Durum böyle olunca da patronlar için her koşulda çalışabilecek kalifiye işsizler birikiyor. İşsizler ordusu büyüdükçe patronlar da hem işe alımlarda hem de çalışma şartlarında istedikleri değişikliği yapıyorlar. Ne de olsa örgütsüz ve ne iş olursa yaparım diyen milyonlarca genç işsiz var. Bu ortamda çalışma saatlerini ve verilen ücreti belirlemede elleri daha da rahat oluyor patronların. İşe alımlarda işle ilgisi olmasa da yaş kotaları ve belirli bölümlerden mezun olma şartı getirebiliyorlar. Belirli süreli iş sözleşmeleriyle gençleri her türlü çalışma koşullarına zorlayabiliyorlar. Günde 10-12 saati bulan çalışma saatleriyle, asgari ücretle çalıştırabiliyorlar.
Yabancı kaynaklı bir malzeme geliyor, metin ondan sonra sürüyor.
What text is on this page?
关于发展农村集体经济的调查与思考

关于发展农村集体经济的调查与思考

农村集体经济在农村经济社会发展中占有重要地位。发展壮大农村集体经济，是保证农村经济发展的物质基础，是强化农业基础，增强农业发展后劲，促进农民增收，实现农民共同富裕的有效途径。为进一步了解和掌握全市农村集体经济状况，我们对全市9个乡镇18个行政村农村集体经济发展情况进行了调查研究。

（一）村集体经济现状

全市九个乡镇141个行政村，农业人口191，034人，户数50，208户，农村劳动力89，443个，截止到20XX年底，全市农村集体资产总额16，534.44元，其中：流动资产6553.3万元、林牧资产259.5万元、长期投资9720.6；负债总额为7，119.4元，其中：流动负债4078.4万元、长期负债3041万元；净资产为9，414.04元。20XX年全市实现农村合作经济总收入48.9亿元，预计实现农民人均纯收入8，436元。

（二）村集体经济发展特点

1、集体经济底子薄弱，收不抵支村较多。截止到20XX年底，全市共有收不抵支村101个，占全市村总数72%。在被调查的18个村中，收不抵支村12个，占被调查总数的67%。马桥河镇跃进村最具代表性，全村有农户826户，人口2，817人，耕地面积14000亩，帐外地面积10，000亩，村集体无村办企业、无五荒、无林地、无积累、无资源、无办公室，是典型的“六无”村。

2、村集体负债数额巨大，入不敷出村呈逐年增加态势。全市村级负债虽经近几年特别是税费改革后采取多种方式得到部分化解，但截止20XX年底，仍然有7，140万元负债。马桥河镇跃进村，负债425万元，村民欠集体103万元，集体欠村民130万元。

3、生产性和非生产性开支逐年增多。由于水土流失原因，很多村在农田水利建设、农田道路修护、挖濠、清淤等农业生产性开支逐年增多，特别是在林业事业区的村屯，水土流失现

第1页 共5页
Bu çalışma şartları ve belirli süreli iş sözleşmeleri benim de son altı ayda üç tane işyeri değiştirmeme sebep oldu. Şu anda çalıştığım işyerinde de durum pek farklı değil. Burası talaşlı imalat yapan bir işyeri. İş ilanında “mühendis aranıyor” diye belirtilmişti. Yapılacak iş mezun olduğun bölümle ilgisi olmasa da çalıştığım işyerinin patronu özellikle belli bölümlerden mezun işçi alıyor. Neden bu şartı getirdiğini ise işe başlayınca anladım. Atölyedeki çalışanların neredeyse hepsi mühendislik fakültelerinden mezun. Bazısının ilk işyeri, bazısı ise uzun işsizlik sürecinden sonra ancak burayı bulmuş. Burası özellikle üniversiteden yeni mezun olmuş ve tecrübesiz işçi aradığından birçok işsiz genç işe başvuruyor. İşe girişlerde insan kaynakları, “siz genç mühendisleri yetiştirmek için alıyoruz. Burada sizi geliştirip, donanımlı hale getireceğiz. Hatta bunun yanında size belli bir ücret de vereceğiz” diyerek işçiyi en baştan vereceği ücrete razı olmaya zorluyor. Belli ücret dediği de asgari ücret oluyor. Uzun bir işsizlik döneminden sonra bu şartları kabul etmeme gibi bir lüksümüz olmuyor.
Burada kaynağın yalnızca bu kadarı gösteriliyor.